Her subsequent career closely approached downright wickedness. She seduced a popular preacher, named the Reverend Herbert Lansing. She set up orgies of her own. They had rather a fascination for her, and she has left a discriminating classification of them:
"I sought the society of that class of fashionables, to whom my husband— Morton—had introduced me. I kept open house for them. Revels, from midnight until dawn, in which men and women of the first class mingled, served for a time to banish reflection, and sap, tie by tie, every thread of hope which held me to a purer state of life. The kennel has its orgies, and the hovel, in which ignorance, and squalor join in their uncouth debauch; but the orgies of the parlour, in which beauty, intellect, fashion and refinement are mingled, far surpass, in unutterable vulgarity, the lowest orgies of the kennel."
This may be true, but there will be some persons to suggest that an orgy in which beauty, intellect, fashion and refinement are mingled sounds like a rather pleasant party.
Eleanor, together with one of her friends, named Dudley Haskins, engaged in a hideous plot against the affianced wife of Mr. Lansing,—a plot that brought them all into the depths of tragedy, and seems to have ended in the suicide of the heroine herself.
Mr. Haskins is known in the narrative as The Seducer. Many will wish to understand his attractions, so it should be said that he was over forty years of age, tall in stature, with a florid face, short curling hair, and sandy whiskers. He was a roue, and a gambler, and—Heaven save the mark —"one of the first fashionables of New York." Dudley dressed in a "showy style",—blue coat, red velvet vest, plaid "pants", brimstone colored gloves, and a profusion of rings and other jewelry.
The artist presents "The Seducer and His Victim,"—a group of four persons in a rich Empire interior. Two ladies—Eleanor and Miss Somers, the affianced bride of Mr. Lansing—appear in the picture in attitudes indicating deep distress. The Rev. Mr. Lansing, with wasp-waisted frock-coat, and hair arranged like that of the late Elbert Hubbard, is striding about the room in evident agitation. By the ottoman, stands The Seducer, in the senatorial pose of some eminent Confederate statesman. His right hand is placed within the red velvet vest, and his face wears a mild simper.

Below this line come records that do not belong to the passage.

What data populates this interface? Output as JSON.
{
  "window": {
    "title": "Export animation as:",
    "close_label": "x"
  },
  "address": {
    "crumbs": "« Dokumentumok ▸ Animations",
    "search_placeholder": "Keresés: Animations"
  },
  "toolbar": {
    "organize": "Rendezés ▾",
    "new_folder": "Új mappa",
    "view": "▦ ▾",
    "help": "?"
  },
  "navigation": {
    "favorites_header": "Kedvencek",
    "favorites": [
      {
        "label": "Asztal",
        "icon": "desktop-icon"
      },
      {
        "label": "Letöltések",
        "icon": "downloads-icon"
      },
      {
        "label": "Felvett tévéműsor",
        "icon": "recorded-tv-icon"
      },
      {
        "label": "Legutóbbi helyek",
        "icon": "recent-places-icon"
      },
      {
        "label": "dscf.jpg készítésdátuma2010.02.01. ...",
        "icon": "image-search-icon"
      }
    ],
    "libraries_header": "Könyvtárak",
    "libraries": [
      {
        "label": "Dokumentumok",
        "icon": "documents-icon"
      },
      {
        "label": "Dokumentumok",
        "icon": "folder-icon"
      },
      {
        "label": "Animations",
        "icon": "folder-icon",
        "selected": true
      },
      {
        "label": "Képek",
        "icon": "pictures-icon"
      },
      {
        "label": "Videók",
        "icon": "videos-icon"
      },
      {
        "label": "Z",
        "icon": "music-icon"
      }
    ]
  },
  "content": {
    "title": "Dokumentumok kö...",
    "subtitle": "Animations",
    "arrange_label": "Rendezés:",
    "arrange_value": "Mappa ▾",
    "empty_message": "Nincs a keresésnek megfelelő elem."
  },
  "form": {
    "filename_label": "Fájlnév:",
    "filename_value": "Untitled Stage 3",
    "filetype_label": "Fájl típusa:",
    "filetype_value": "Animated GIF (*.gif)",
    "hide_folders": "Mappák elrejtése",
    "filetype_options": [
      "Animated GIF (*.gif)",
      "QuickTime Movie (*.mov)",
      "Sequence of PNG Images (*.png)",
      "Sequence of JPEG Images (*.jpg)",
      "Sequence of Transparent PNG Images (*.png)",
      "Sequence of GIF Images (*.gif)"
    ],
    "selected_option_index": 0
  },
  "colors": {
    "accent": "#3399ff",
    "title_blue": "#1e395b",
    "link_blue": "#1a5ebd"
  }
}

It was all very sad and painful. But I am glad to announce that the career of the vampire and her satellites was soon ended. Eleanor died by inhaling the fumes of charcoal, and is now buried in Greenwood. The Seducer fled to California, but instantly made himself unpopular in that State and was hanged. Mr. Lansing went mad, but seems to have recovered. The one clear lesson which emerges from the story of Mrs. Burton is that a life devoted to orgies cannot be cleared of its stains, nor rendered acceptable to the moralist, even by murdering two husbands.